Wat we denken en zeggen beïnvloedt lichamelijke processen, en omgekeerd. James Pennebaker, als psycholoog inmiddels dertien jaar werkzaam bij de universiteit van Texas in Austin, heeft zijn levenswerk gemaakt van onderzoek naar die verstrengeling van lichaam en geest. Ook hóé we iets zeggen of denken kan soms van grote betekenis zijn, meent Pennebaker. In de jaren negentig werd hij wereldberoemd toen hij aantoonde dat mensen met psychische problemen gezonder worden door er slechts vier keer per week een kwartier over te schrijven.
Het schijnt dat u na die doorbraak opgetogen uw broer belde, waarop die zei: ‘We wisten toch al lang dat schrijven goed is voor een mens?’
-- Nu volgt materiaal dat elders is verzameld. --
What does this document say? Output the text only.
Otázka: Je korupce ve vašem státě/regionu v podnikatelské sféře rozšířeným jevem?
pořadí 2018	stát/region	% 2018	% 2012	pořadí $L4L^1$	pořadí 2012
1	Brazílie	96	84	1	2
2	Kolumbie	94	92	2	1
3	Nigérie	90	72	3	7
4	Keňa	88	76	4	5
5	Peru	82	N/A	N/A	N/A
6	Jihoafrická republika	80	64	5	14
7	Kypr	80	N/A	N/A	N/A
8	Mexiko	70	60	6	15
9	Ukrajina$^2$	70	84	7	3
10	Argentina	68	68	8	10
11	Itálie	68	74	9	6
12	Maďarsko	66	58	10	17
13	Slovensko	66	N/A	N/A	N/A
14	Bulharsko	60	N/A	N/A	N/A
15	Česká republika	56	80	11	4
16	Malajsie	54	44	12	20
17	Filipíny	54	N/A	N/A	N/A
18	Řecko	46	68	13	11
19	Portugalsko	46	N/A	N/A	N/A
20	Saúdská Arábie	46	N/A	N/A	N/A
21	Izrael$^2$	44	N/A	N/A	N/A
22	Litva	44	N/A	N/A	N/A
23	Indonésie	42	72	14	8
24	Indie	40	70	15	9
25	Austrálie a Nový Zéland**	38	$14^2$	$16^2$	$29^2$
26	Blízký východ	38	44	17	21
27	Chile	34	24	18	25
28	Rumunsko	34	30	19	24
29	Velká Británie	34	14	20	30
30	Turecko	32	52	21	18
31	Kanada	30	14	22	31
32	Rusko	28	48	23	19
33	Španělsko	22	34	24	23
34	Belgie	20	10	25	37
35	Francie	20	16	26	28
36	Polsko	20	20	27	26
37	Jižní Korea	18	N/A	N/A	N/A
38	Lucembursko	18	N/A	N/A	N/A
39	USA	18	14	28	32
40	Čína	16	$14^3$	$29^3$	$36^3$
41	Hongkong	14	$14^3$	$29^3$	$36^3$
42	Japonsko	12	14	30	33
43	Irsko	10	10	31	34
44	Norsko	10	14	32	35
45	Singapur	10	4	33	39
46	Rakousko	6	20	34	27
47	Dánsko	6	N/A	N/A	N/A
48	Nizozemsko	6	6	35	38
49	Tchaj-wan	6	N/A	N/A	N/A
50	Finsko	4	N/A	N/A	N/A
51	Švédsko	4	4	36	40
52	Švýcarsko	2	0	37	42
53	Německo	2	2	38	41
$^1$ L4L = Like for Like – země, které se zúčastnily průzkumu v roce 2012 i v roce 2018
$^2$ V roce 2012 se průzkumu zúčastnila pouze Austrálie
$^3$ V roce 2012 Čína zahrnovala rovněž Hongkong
‘Haha, ja, maar mijn onderzoek was baanbrekend omdat ik voor het eerst op een objectieve manier aantoonde welke positieve effecten het allemaal heeft. Ik vroeg niet alleen of de mensen zich na het schrijven beter voelden, nee, ik keek naar allerlei variabelen: ze bleken minder vaak naar de dokter te gaan, een beter functionerend immuunsysteem en een scherper geheugen te hebben, ze sliepen beter, hadden betere sociale relaties…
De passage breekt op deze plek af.